Diante das facilidades, o regime do MEI tem atraído um número cada vez maior de inscritos. No fim de 2022, eram 14,8 milhões de microempreendedores, embora nem todos mantenham suas contribuições em dia.

O Congresso também facilitou as condições para que mais trabalhadores pudessem se enquadrar na categoria, elevando o limite de faturamento anual dos originais R$ 36 mil para R$ 81 mil no fim de 2021
—um ganho de 125%, mais que a inflação do período (112,15%).

Já há projetos em tramitação no Congresso para ampliar ainda mais esse limite, com valores entre R$ 130 mil e R$ 145 mil —com impactos sobre a receita tributária do governo.

Os pesquisadores mostram que, entre 2011 e 2021, o número médio mensal de contribuintes do INSS teve um aumento de 13,4%, mas o principal ganho veio dos MEIs, cuja expansão foi de expressivos 764,2% no mesmo período. Eles saíram de uma média de 581 mil contribuintes mensais em 2011 para 5 milhões ao final do período.

Enquanto isso, houve queda em modalidades como empregado doméstico com carteira (-13,3%) e contribuinte individual com plano completo, sem subsídio (-3,7%). A média de contribuintes entre trabalhadores com carteira assinada, público que reúne o maior número absoluto de segurados do INSS, subiu no período, mas em ritmo mais tímido: 6,2%.

“A mudança muito expressiva na composição dos contribuintes individuais também reforça os indícios de que parte relevante do MEI não necessariamente pode ser considerada como redução da informalidade”, diz o artigo.

“Uma parcela relevante pode ser atribuída à migração das categorias de contribuintes que não gozam de subsídios, o que fragiliza o financiamento do RGPS, reduz a proteção social trabalhista, amplia os desequilíbrios atuariais do RGPS e não traz ganho estrutural ou relevante em termos de cobertura previdenciária.”

Outro indício de que o MEI não impulsionou a formalização é o fato de que a cobertura previdenciária medida pelo IBGE pouco se alterou nos últimos anos. No fim de 2022, a Pnad Contínua indicava que 64,7% dos trabalhadores contribuíam para a Previdência, patamar até inferior aos 66% observados no fim de 2015.

MIGRAÇÃO

Em outro estudo, Nagamine havia detectado que 56% dos MEIs inscritos entre 2009 e 2014 já haviam realizado alguma contribuição à Previdência Social em momento anterior ao seu ingresso no regime simplificado, percentual que sinaliza a migração expressiva de trabalhadores.

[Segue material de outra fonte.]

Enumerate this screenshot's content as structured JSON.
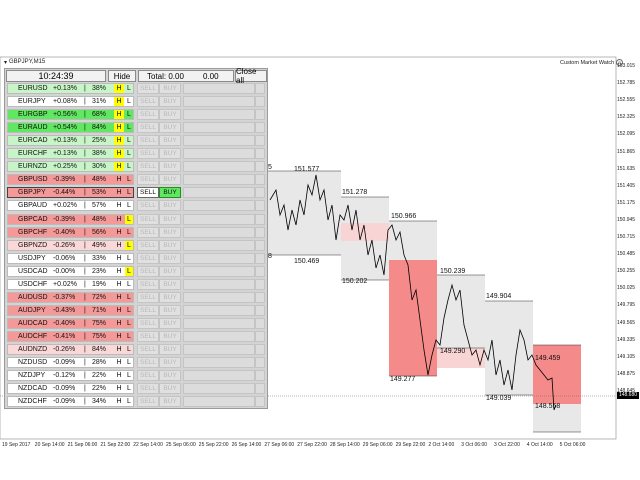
{
  "window": {
    "title": "GBPJPY,M15",
    "custom_market_watch": "Custom Market Watch"
  },
  "panel": {
    "clock": "10:24:39",
    "hide_label": "Hide",
    "total_label": "Total: 0.00",
    "total_value": "0.00",
    "close_all_label": "Close all",
    "sell_label": "SELL",
    "buy_label": "BUY",
    "h_label": "H",
    "l_label": "L",
    "separator": "|",
    "pairs": [
      {
        "symbol": "EURUSD",
        "change": "+0.13%",
        "percent": "38%",
        "tone": "lightgreen",
        "h_hi": true,
        "l_hi": false
      },
      {
        "symbol": "EURJPY",
        "change": "+0.08%",
        "percent": "31%",
        "tone": "white",
        "h_hi": true,
        "l_hi": false
      },
      {
        "symbol": "EURGBP",
        "change": "+0.56%",
        "percent": "68%",
        "tone": "green",
        "h_hi": true,
        "l_hi": false
      },
      {
        "symbol": "EURAUD",
        "change": "+0.54%",
        "percent": "84%",
        "tone": "green",
        "h_hi": true,
        "l_hi": false
      },
      {
        "symbol": "EURCAD",
        "change": "+0.13%",
        "percent": "25%",
        "tone": "lightgreen",
        "h_hi": true,
        "l_hi": false
      },
      {
        "symbol": "EURCHF",
        "change": "+0.13%",
        "percent": "38%",
        "tone": "lightgreen",
        "h_hi": true,
        "l_hi": false
      },
      {
        "symbol": "EURNZD",
        "change": "+0.25%",
        "percent": "30%",
        "tone": "lightgreen",
        "h_hi": true,
        "l_hi": false
      },
      {
        "symbol": "GBPUSD",
        "change": "-0.39%",
        "percent": "48%",
        "tone": "red",
        "h_hi": false,
        "l_hi": false
      },
      {
        "symbol": "GBPJPY",
        "change": "-0.44%",
        "percent": "53%",
        "tone": "red",
        "h_hi": false,
        "l_hi": false,
        "selected": true
      },
      {
        "symbol": "GBPAUD",
        "change": "+0.02%",
        "percent": "57%",
        "tone": "white",
        "h_hi": false,
        "l_hi": false
      },
      {
        "symbol": "GBPCAD",
        "change": "-0.39%",
        "percent": "48%",
        "tone": "red",
        "h_hi": false,
        "l_hi": true
      },
      {
        "symbol": "GBPCHF",
        "change": "-0.40%",
        "percent": "56%",
        "tone": "red",
        "h_hi": false,
        "l_hi": false
      },
      {
        "symbol": "GBPNZD",
        "change": "-0.26%",
        "percent": "49%",
        "tone": "lightred",
        "h_hi": false,
        "l_hi": true
      },
      {
        "symbol": "USDJPY",
        "change": "-0.06%",
        "percent": "33%",
        "tone": "white",
        "h_hi": false,
        "l_hi": false
      },
      {
        "symbol": "USDCAD",
        "change": "-0.00%",
        "percent": "23%",
        "tone": "white",
        "h_hi": false,
        "l_hi": true
      },
      {
        "symbol": "USDCHF",
        "change": "+0.02%",
        "percent": "19%",
        "tone": "white",
        "h_hi": false,
        "l_hi": false
      },
      {
        "symbol": "AUDUSD",
        "change": "-0.37%",
        "percent": "72%",
        "tone": "red",
        "h_hi": false,
        "l_hi": false
      },
      {
        "symbol": "AUDJPY",
        "change": "-0.43%",
        "percent": "71%",
        "tone": "red",
        "h_hi": false,
        "l_hi": false
      },
      {
        "symbol": "AUDCAD",
        "change": "-0.40%",
        "percent": "75%",
        "tone": "red",
        "h_hi": false,
        "l_hi": false
      },
      {
        "symbol": "AUDCHF",
        "change": "-0.41%",
        "percent": "75%",
        "tone": "red",
        "h_hi": false,
        "l_hi": false
      },
      {
        "symbol": "AUDNZD",
        "change": "-0.26%",
        "percent": "84%",
        "tone": "lightred",
        "h_hi": false,
        "l_hi": false
      },
      {
        "symbol": "NZDUSD",
        "change": "-0.09%",
        "percent": "28%",
        "tone": "white",
        "h_hi": false,
        "l_hi": false
      },
      {
        "symbol": "NZDJPY",
        "change": "-0.12%",
        "percent": "22%",
        "tone": "white",
        "h_hi": false,
        "l_hi": false
      },
      {
        "symbol": "NZDCAD",
        "change": "-0.09%",
        "percent": "22%",
        "tone": "white",
        "h_hi": false,
        "l_hi": false
      },
      {
        "symbol": "NZDCHF",
        "change": "-0.09%",
        "percent": "34%",
        "tone": "white",
        "h_hi": false,
        "l_hi": false
      }
    ]
  },
  "chart": {
    "price_axis": [
      "153.015",
      "152.785",
      "152.555",
      "152.325",
      "152.095",
      "151.865",
      "151.635",
      "151.405",
      "151.175",
      "150.945",
      "150.715",
      "150.485",
      "150.255",
      "150.025",
      "149.795",
      "149.565",
      "149.335",
      "149.105",
      "148.875",
      "148.645"
    ],
    "current_price": "148.680",
    "time_axis": [
      "19 Sep 2017",
      "20 Sep 14:00",
      "21 Sep 06:00",
      "21 Sep 22:00",
      "22 Sep 14:00",
      "25 Sep 06:00",
      "25 Sep 22:00",
      "26 Sep 14:00",
      "27 Sep 06:00",
      "27 Sep 22:00",
      "28 Sep 14:00",
      "29 Sep 06:00",
      "29 Sep 22:00",
      "2 Oct 14:00",
      "3 Oct 06:00",
      "3 Oct 22:00",
      "4 Oct 14:00",
      "5 Oct 06:00"
    ],
    "levels": [
      {
        "label": "151.577",
        "pos": "top"
      },
      {
        "label": "150.469",
        "pos": "bottom"
      },
      {
        "label": "151.278",
        "pos": "top"
      },
      {
        "label": "150.202",
        "pos": "bottom"
      },
      {
        "label": "150.966",
        "pos": "top"
      },
      {
        "label": "149.277",
        "pos": "bottom"
      },
      {
        "label": "150.239",
        "pos": "top"
      },
      {
        "label": "149.290",
        "pos": "bottom"
      },
      {
        "label": "149.904",
        "pos": "top"
      },
      {
        "label": "149.039",
        "pos": "bottom"
      },
      {
        "label": "149.459",
        "pos": "top"
      },
      {
        "label": "148.558",
        "pos": "bottom"
      }
    ],
    "partial_labels": [
      "5",
      "8"
    ],
    "colors": {
      "grey_zone": "#e8e8e8",
      "red_zone": "#f48a8a",
      "pink_zone": "#f9d4d4",
      "up_tone": "#60e860",
      "up_light": "#c8f5c8",
      "down_tone": "#f49898",
      "down_light": "#fbd8d8",
      "highlight": "#ffff00"
    }
  }
}
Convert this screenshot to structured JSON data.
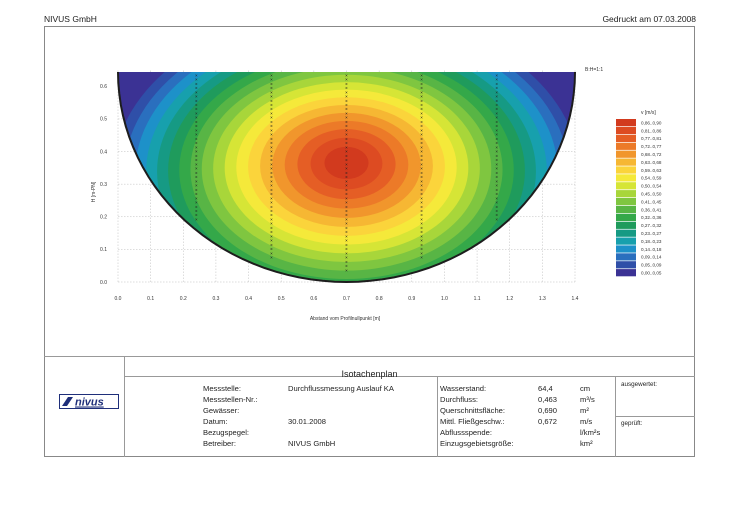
{
  "header": {
    "company": "NIVUS GmbH",
    "printed": "Gedruckt am 07.03.2008"
  },
  "chart_data": {
    "type": "heatmap",
    "title": "",
    "xlabel": "Abstand vom Profilnullpunkt [m]",
    "ylabel": "H [m-PN]",
    "scale_note": "B:H=1:1",
    "xlim": [
      0.0,
      1.4
    ],
    "ylim": [
      0.0,
      0.65
    ],
    "x_ticks": [
      "0.0",
      "0.1",
      "0.2",
      "0.3",
      "0.4",
      "0.5",
      "0.6",
      "0.7",
      "0.8",
      "0.9",
      "1.0",
      "1.1",
      "1.2",
      "1.3",
      "1.4"
    ],
    "y_ticks": [
      "0.0",
      "0.1",
      "0.2",
      "0.3",
      "0.4",
      "0.5",
      "0.6"
    ],
    "grid": true,
    "legend_title": "v [m/s]",
    "legend_position": "right",
    "legend": [
      {
        "label": "0,86..0,90",
        "color": "#d23a1e"
      },
      {
        "label": "0,81..0,86",
        "color": "#dd4b22"
      },
      {
        "label": "0,77..0,81",
        "color": "#e55e25"
      },
      {
        "label": "0,72..0,77",
        "color": "#ec7a28"
      },
      {
        "label": "0,68..0,72",
        "color": "#f1962c"
      },
      {
        "label": "0,63..0,68",
        "color": "#f6b733"
      },
      {
        "label": "0,59..0,63",
        "color": "#fbd43b"
      },
      {
        "label": "0,54..0,59",
        "color": "#f5e93a"
      },
      {
        "label": "0,50..0,54",
        "color": "#d6e536"
      },
      {
        "label": "0,45..0,50",
        "color": "#a8d63a"
      },
      {
        "label": "0,41..0,45",
        "color": "#7fc640"
      },
      {
        "label": "0,36..0,41",
        "color": "#58b545"
      },
      {
        "label": "0,32..0,36",
        "color": "#34a849"
      },
      {
        "label": "0,27..0,32",
        "color": "#1f9b5c"
      },
      {
        "label": "0,23..0,27",
        "color": "#169a84"
      },
      {
        "label": "0,18..0,23",
        "color": "#17a0ad"
      },
      {
        "label": "0,14..0,18",
        "color": "#1d91c9"
      },
      {
        "label": "0,09..0,14",
        "color": "#2a6fbe"
      },
      {
        "label": "0,05..0,09",
        "color": "#2f4fa8"
      },
      {
        "label": "0,00..0,05",
        "color": "#3b3294"
      }
    ],
    "verticals_x": [
      0.24,
      0.47,
      0.7,
      0.93,
      1.16
    ],
    "contour_levels": [
      0.14,
      0.27,
      0.41,
      0.5,
      0.59,
      0.68,
      0.77,
      0.86
    ],
    "field": {
      "center_x": 0.7,
      "center_y": 0.33
    }
  },
  "footer": {
    "title": "Isotachenplan",
    "logo_text": "nivus",
    "left": [
      {
        "label": "Messstelle:",
        "value": "Durchflussmessung Auslauf KA"
      },
      {
        "label": "Messstellen-Nr.:",
        "value": ""
      },
      {
        "label": "Gewässer:",
        "value": ""
      },
      {
        "label": "Datum:",
        "value": "30.01.2008"
      },
      {
        "label": "Bezugspegel:",
        "value": ""
      },
      {
        "label": "Betreiber:",
        "value": "NIVUS GmbH"
      }
    ],
    "right": [
      {
        "label": "Wasserstand:",
        "value": "64,4",
        "unit": "cm"
      },
      {
        "label": "Durchfluss:",
        "value": "0,463",
        "unit": "m³/s"
      },
      {
        "label": "Querschnittsfläche:",
        "value": "0,690",
        "unit": "m²"
      },
      {
        "label": "Mittl. Fließgeschw.:",
        "value": "0,672",
        "unit": "m/s"
      },
      {
        "label": "Abflussspende:",
        "value": "",
        "unit": "l/km²s"
      },
      {
        "label": "Einzugsgebietsgröße:",
        "value": "",
        "unit": "km²"
      }
    ],
    "signatures": [
      "ausgewertet:",
      "geprüft:"
    ]
  }
}
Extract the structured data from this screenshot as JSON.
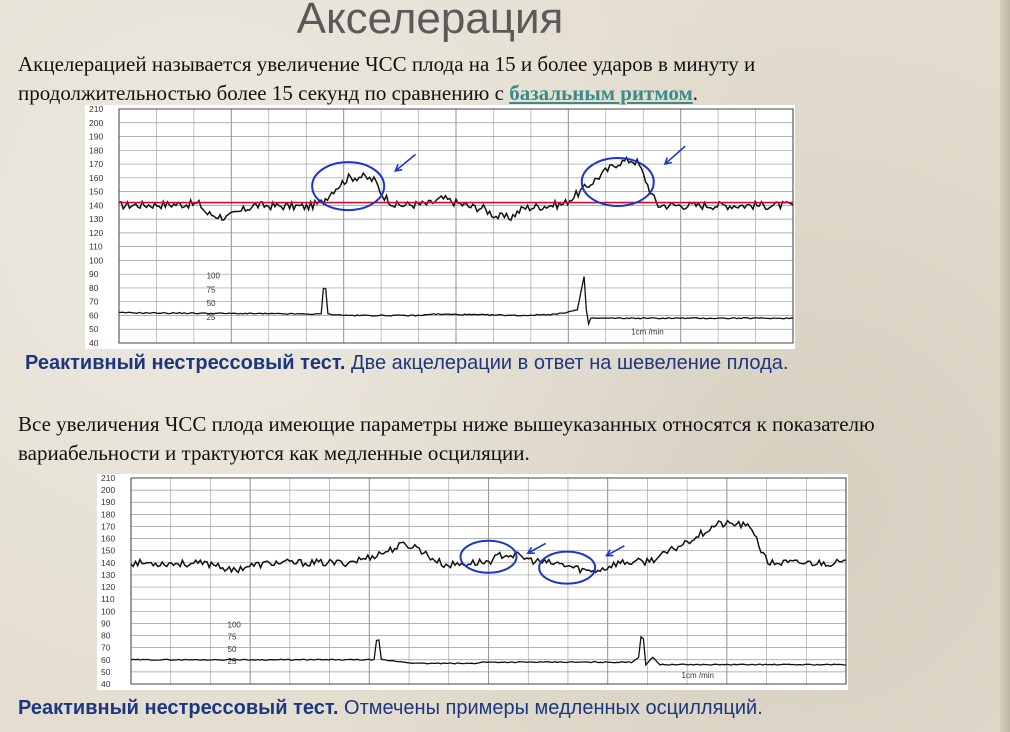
{
  "slide": {
    "title": "Акселерация",
    "intro_before": "Акцелерацией называется увеличение ЧСС плода на 15 и более ударов в минуту и продолжительностью более 15 секунд по сравнению с ",
    "intro_link": "базальным ритмом",
    "intro_after": ".",
    "caption1_bold": "Реактивный нестрессовый тест.",
    "caption1_text": " Две акцелерации в ответ на шевеление плода.",
    "body2": "Все увеличения ЧСС плода имеющие параметры ниже вышеуказанных относятся к показателю вариабельности и трактуются как медленные осциляции.",
    "caption2_bold": "Реактивный нестрессовый тест.",
    "caption2_text": " Отмечены примеры медленных осцилляций."
  },
  "colors": {
    "title": "#5a5a5a",
    "caption": "#1d3680",
    "link": "#3c8a8a",
    "baseline": "#c8102e",
    "annotation": "#1a35c9",
    "trace": "#111111",
    "grid": "#9a9a9a"
  },
  "ctg_common": {
    "fhr_ticks": [
      "210",
      "200",
      "190",
      "180",
      "170",
      "160",
      "150",
      "140",
      "130",
      "120",
      "110",
      "100",
      "90",
      "80",
      "70",
      "60",
      "50",
      "40"
    ],
    "toco_scale": [
      "100",
      "75",
      "50",
      "25"
    ],
    "speed_label": "1cm /min"
  },
  "chart_data": [
    {
      "type": "line",
      "name": "ctg-1",
      "ylim": [
        40,
        210
      ],
      "fhr_segments": [
        [
          0,
          140
        ],
        [
          0.12,
          141
        ],
        [
          0.13,
          134
        ],
        [
          0.16,
          131
        ],
        [
          0.2,
          140
        ],
        [
          0.28,
          139
        ],
        [
          0.3,
          142
        ],
        [
          0.32,
          152
        ],
        [
          0.34,
          160
        ],
        [
          0.36,
          161
        ],
        [
          0.38,
          158
        ],
        [
          0.39,
          148
        ],
        [
          0.41,
          140
        ],
        [
          0.46,
          141
        ],
        [
          0.48,
          145
        ],
        [
          0.5,
          142
        ],
        [
          0.52,
          139
        ],
        [
          0.54,
          138
        ],
        [
          0.56,
          132
        ],
        [
          0.58,
          131
        ],
        [
          0.6,
          138
        ],
        [
          0.66,
          141
        ],
        [
          0.69,
          152
        ],
        [
          0.72,
          164
        ],
        [
          0.74,
          171
        ],
        [
          0.76,
          173
        ],
        [
          0.77,
          171
        ],
        [
          0.78,
          160
        ],
        [
          0.79,
          148
        ],
        [
          0.8,
          140
        ],
        [
          1,
          140
        ]
      ],
      "baseline": 142,
      "toco": [
        [
          0,
          62
        ],
        [
          0.3,
          61
        ],
        [
          0.305,
          89
        ],
        [
          0.31,
          61
        ],
        [
          0.34,
          60
        ],
        [
          0.45,
          60
        ],
        [
          0.46,
          61
        ],
        [
          0.6,
          60
        ],
        [
          0.65,
          61
        ],
        [
          0.68,
          64
        ],
        [
          0.69,
          88
        ],
        [
          0.695,
          52
        ],
        [
          0.7,
          58
        ],
        [
          0.72,
          58
        ],
        [
          0.8,
          58
        ],
        [
          1,
          58
        ]
      ],
      "circles": [
        {
          "cx": 0.34,
          "cy": 154
        },
        {
          "cx": 0.74,
          "cy": 157
        }
      ],
      "arrows": [
        {
          "from_x": 0.44,
          "from_y": 177,
          "to_x": 0.41,
          "to_y": 165
        },
        {
          "from_x": 0.84,
          "from_y": 183,
          "to_x": 0.81,
          "to_y": 170
        }
      ]
    },
    {
      "type": "line",
      "name": "ctg-2",
      "ylim": [
        40,
        210
      ],
      "fhr_segments": [
        [
          0,
          140
        ],
        [
          0.12,
          139
        ],
        [
          0.14,
          133
        ],
        [
          0.16,
          137
        ],
        [
          0.2,
          140
        ],
        [
          0.3,
          140
        ],
        [
          0.33,
          144
        ],
        [
          0.36,
          150
        ],
        [
          0.38,
          155
        ],
        [
          0.4,
          153
        ],
        [
          0.42,
          144
        ],
        [
          0.44,
          138
        ],
        [
          0.48,
          140
        ],
        [
          0.5,
          141
        ],
        [
          0.52,
          147
        ],
        [
          0.54,
          146
        ],
        [
          0.56,
          142
        ],
        [
          0.58,
          140
        ],
        [
          0.6,
          139
        ],
        [
          0.62,
          136
        ],
        [
          0.64,
          133
        ],
        [
          0.66,
          135
        ],
        [
          0.68,
          140
        ],
        [
          0.72,
          141
        ],
        [
          0.74,
          145
        ],
        [
          0.77,
          155
        ],
        [
          0.8,
          165
        ],
        [
          0.82,
          172
        ],
        [
          0.85,
          172
        ],
        [
          0.87,
          168
        ],
        [
          0.88,
          152
        ],
        [
          0.89,
          140
        ],
        [
          1,
          140
        ]
      ],
      "toco": [
        [
          0,
          60
        ],
        [
          0.34,
          60
        ],
        [
          0.345,
          84
        ],
        [
          0.35,
          60
        ],
        [
          0.4,
          57
        ],
        [
          0.48,
          57
        ],
        [
          0.49,
          58
        ],
        [
          0.7,
          58
        ],
        [
          0.71,
          62
        ],
        [
          0.715,
          88
        ],
        [
          0.72,
          56
        ],
        [
          0.73,
          62
        ],
        [
          0.74,
          56
        ],
        [
          0.8,
          56
        ],
        [
          1,
          56
        ]
      ],
      "circles": [
        {
          "cx": 0.5,
          "cy": 145
        },
        {
          "cx": 0.61,
          "cy": 136
        }
      ],
      "arrows": [
        {
          "from_x": 0.58,
          "from_y": 156,
          "to_x": 0.555,
          "to_y": 148
        },
        {
          "from_x": 0.69,
          "from_y": 154,
          "to_x": 0.665,
          "to_y": 146
        }
      ]
    }
  ]
}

Como resultado, o MEI vem crescendo em participação no número total de segurados da Previdência. Em 2011, os microempreendedores eram 1,2% da média mensal de contribuintes do INSS. Em 2021, a proporção subiu a 9,3%.

Quando considerada a quantidade de segurados que fizeram ao menos uma contribuição no ano, os MEIs representavam 1,6% do total do RGPS em 2011 e 10,6% uma década depois.

“Esse forte incremento da participação do MEI no total de contribuintes do RGPS já vem provocando efeitos deletérios na arrecadação do referido regime. Em 2021, por exemplo, a receita decorrente do MEI representou apenas 0,98% da receita do RGPS”, diz o estudo.

Em 2022, essa proporção não mudou de forma significativa. A arrecadação com os microempreendedores ficou em 1,05% do total recolhido pelo INSS.

A preocupação dos pesquisadores existe porque, no futuro, ao preencherem os requisitos mínimos de aposentadoria, os microempreendedores terão direito a um benefício no valor de um salário mínimo —ainda que seu esforço contributivo tenha sido menor que o dos demais trabalhadores.

“Tudo indica que esse processo de migração vem afetando negativamente, e em proporção não desprezível, o equilíbrio financeiro do RGPS, considerando que a alíquota do MEI é extremamente subsidiada do ponto de vista atuarial, com suas despesas superando em muito suas receitas.”

A arrecadação líquida do RGPS como proporção do PIB era 5,16% em 2007 e chegou ao pico de 5,84% do PIB entre 2014 e 2015, quando passou a cair continuamente. Em 2021, ficou em 5,19% do PIB, retomando o patamar de 14 anos antes.